Prison de Turi, 4 avril 1932

Ma chère Tania,

... Je ne désire pas avoir de tabac « macédonia », ni de quelque autre marque ; je suis arrivé, comme je te l’ai déjà écrit, à diminuer notablement ma consommation. J’en suis pour le moment à un paquet de tabac « macedonia » tous les cinq jours ; lorsque j’aurai raffermi cette position, j’essaierai de diminuer encore progressivement. Et puis le café sans caféine ne me sert à rien ; je ne peux pas l’utiliser, On peut de temps à autre avoir de l’eau chaude, mais elle est tout juste bonne pour se laver les pieds. Elle n’est pas potable, parce qu’elle a servi à chauffer de grosses Chaudières au bain-marie, sans avoir bouilli, elle a seulement été chauffée à soixante ou soixante-dix degrés. Comme je te l’ai déjà dit plusieurs fois, tu te laisses aller trop facilement à bâtir des châteaux en Espagne.
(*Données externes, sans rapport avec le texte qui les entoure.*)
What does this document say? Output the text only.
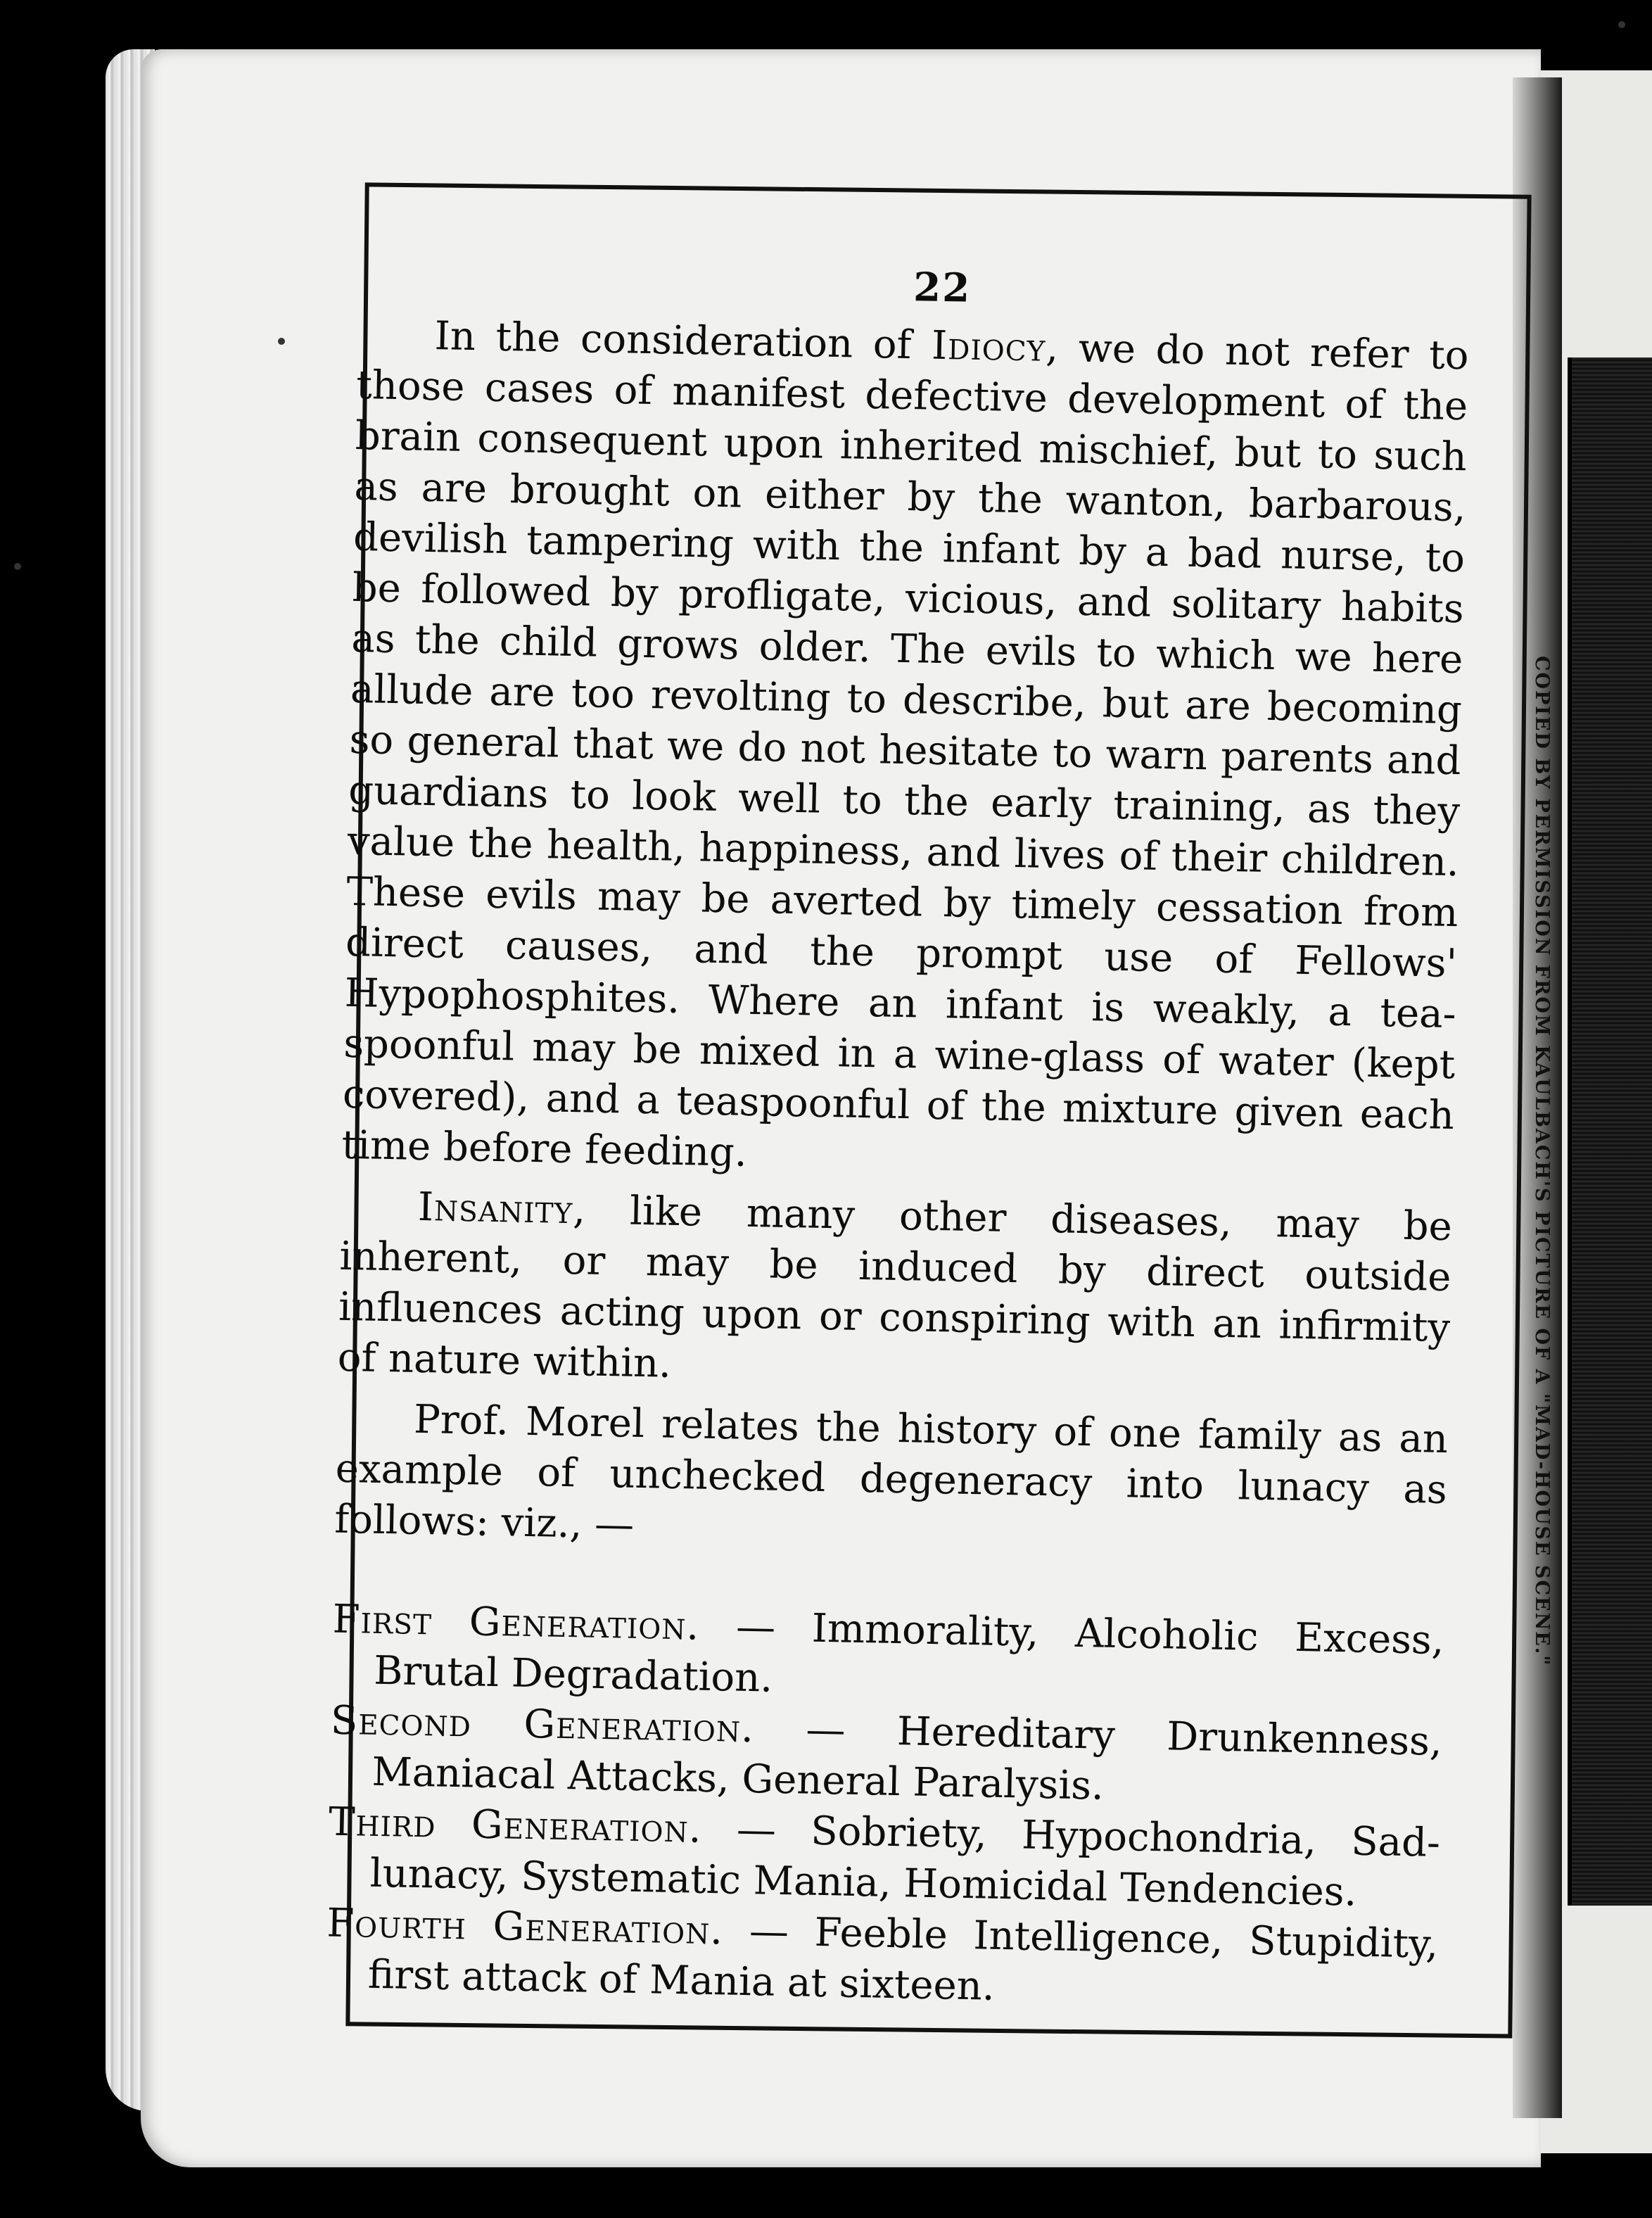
COPIED BY PERMISSION FROM KAULBACH'S PICTURE OF A "MAD-HOUSE SCENE."
22

In the consideration of Idiocy, we do not refer to those cases of manifest defective development of the brain consequent upon inherited mischief, but to such as are brought on either by the wanton, barbarous, devilish tampering with the infant by a bad nurse, to be followed by profligate, vicious, and solitary habits as the child grows older. The evils to which we here allude are too revolting to describe, but are becoming so general that we do not hesitate to warn parents and guardians to look well to the early training, as they value the health, happiness, and lives of their children. These evils may be averted by timely cessation from direct causes, and the prompt use of Fellows' Hypophosphites. Where an infant is weakly, a tea-spoonful may be mixed in a wine-glass of water (kept covered), and a teaspoonful of the mixture given each time before feeding.

Insanity, like many other diseases, may be inherent, or may be induced by direct outside influences acting upon or conspiring with an infirmity of nature within.

Prof. Morel relates the history of one family as an example of unchecked degeneracy into lunacy as follows: viz., —

First Generation. — Immorality, Alcoholic Excess, Brutal Degradation.

Second Generation. — Hereditary Drunkenness, Maniacal Attacks, General Paralysis.

Third Generation. — Sobriety, Hypochondria, Sad-lunacy, Systematic Mania, Homicidal Tendencies.

Fourth Generation. — Feeble Intelligence, Stupidity, first attack of Mania at sixteen.
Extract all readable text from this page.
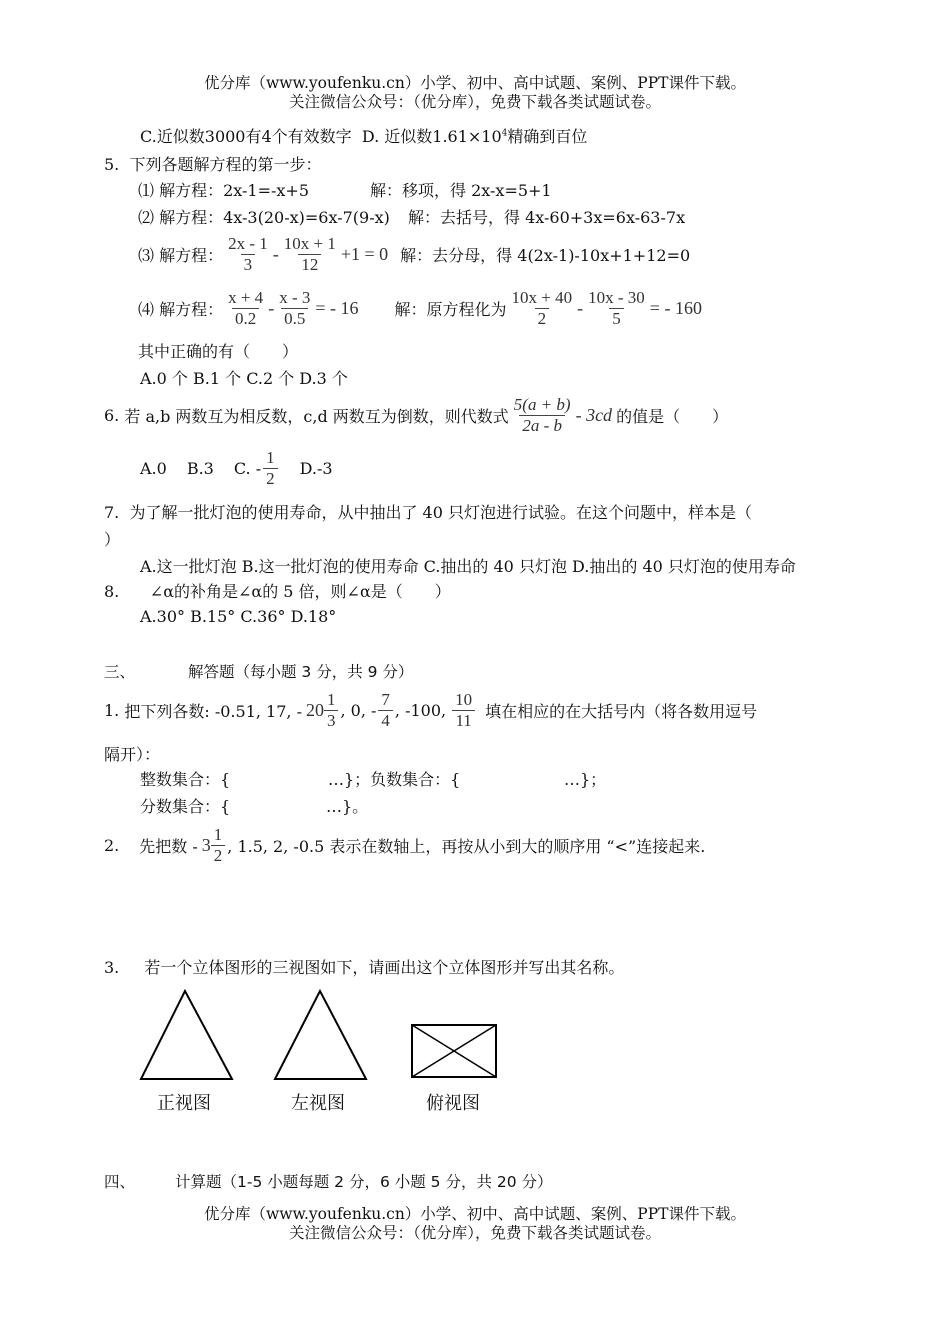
优分库（www.youfenku.cn）小学、初中、高中试题、案例、PPT课件下载。
关注微信公众号：（优分库），免费下载各类试题试卷。
C.近似数3000有4个有效数字 D. 近似数$1.61\times 10^4$精确到百位
5. 下列各题解方程的第一步：
⑴ 解方程：2x-1=-x+5	解：移项，得 2x-x=5+1
⑵ 解方程：4x-3(20-x)=6x-7(9-x) 解：去括号，得 4x-60+3x=6x-63-7x
⑶ 解方程： $\frac{2x - 1}{3} - \frac{10x + 1}{12} +1 = 0$ 解：去分母，得 4(2x-1)-10x+1+12=0
⑷ 解方程： $\frac{x + 4}{0.2} - \frac{x - 3}{0.5}$ = - 16 解：原方程化为 $\frac{10x + 40}{2} - \frac{10x - 30}{5}$ = - 160
其中正确的有（　　）
A.0 个 B.1 个 C.2 个 D.3 个
6.
若 a,b 两数互为相反数，c,d 两数互为倒数，则代数式 $\frac{5(a + b)}{2a - b} - 3cd$ 的值是（　　）
A.0 B.3 C. - $\frac{1}{2} D.-3$
7. 为了解一批灯泡的使用寿命，从中抽出了 40 只灯泡进行试验。在这个问题中，样本是（
）
A.这一批灯泡 B.这一批灯泡的使用寿命 C.抽出的 40 只灯泡 D.抽出的 40 只灯泡的使用寿命
8. ∠α的补角是∠α的 5 倍，则∠α是（　　）
A.30° B.15° C.36° D.18°
三、	解答题（每小题 3 分，共 9 分）
1.
把下列各数: -0.51, 17, - $20 \frac{1}{3}$ , 0, - $\frac{7}{4}$ , -100, $\frac{10}{11}$ 填在相应的在大括号内（将各数用逗号
隔开）：
整数集合：{	…}；负数集合：{	…}；
分数集合：{	…}。
2. 先把数 - $3 \frac{1}{2}$ , 1.5, 2, -0.5 表示在数轴上，再按从小到大的顺序用 “<”连接起来.
3. 若一个立体图形的三视图如下，请画出这个立体图形并写出其名称。
正视图	左视图	俯视图
四、	计算题（1-5 小题每题 2 分，6 小题 5 分，共 20 分）
优分库（www.youfenku.cn）小学、初中、高中试题、案例、PPT课件下载。
关注微信公众号：（优分库），免费下载各类试题试卷。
Cela me fait beaucoup de peine que Giacomo [1] soit mort ; notre amitié était bien plus grande et bien plus vive que tu n’as pu avoir l’occasion de t’en apercevoir, ne serait-ce que parce que Giacomo était peu expansif et peu loquace. C’était un homme comme on en trouve peu, je t’assure, bien que, dans les dernières années, il eut beaucoup changé et dépéri de façon incroyable. Quand je l’ai connu dans l’après-guerre, il était d’une force herculéenne (il était sergent dans l’artillerie de montagne et il portait sur son dos des pièces de canon d’un poids considérable). Il était courageux et audacieux, mais sans fanfaronnade. Il était toutefois d’une sensibilité incroyable qui atteignait des accents de mélodrame, mais sincères, sans affectation. Il savait par cœur une grande quantité de vers, mais ils étaient tous tirés de cette littérature romantique de pacotille qui plait tellement au peuple (du genre de ces livrets d’opéra qui sont généralement rédigés dans un style baroque très curieux avec des mièvreries pathétiques répugnantes, mais qui plaisent pourtant de façon surprenante). Il aimait réciter ces vers, bien’ qu’il lui arrivât de rougir comme un enfant pris en faute chaque fois que je me faufilais parmi son public pour l’écouter. Ce souvenir me fournit le trait le plus vivant de son caractère et qui me revient à l’esprit de manière insistante : cet homme à la taille démesurée déclamant avec une passion sincère des vers de mauvais goût, mais qui expriment des passions élémentaires, robustes et impétueuses, et qui s’interrompt et rougit quand il est écouté par un « intellectuel » même si cet intellectuel est un ami.

Je t’embrasse.

ANTOINE

Notes:

[1Giacomo BERNOLFO : ouvrier turinois ; il dirigeait les services de sécurité et de défense de l’Ordre nouveau. Il était lié à Gramsci par une profonde affection. Il l’accompagnait dans les rues de Turin lorsque les fascistes devenaient plus menaçants et il se considérait responsable de sa sécurité. Après la marche sur Rome il était parti pour Moscou.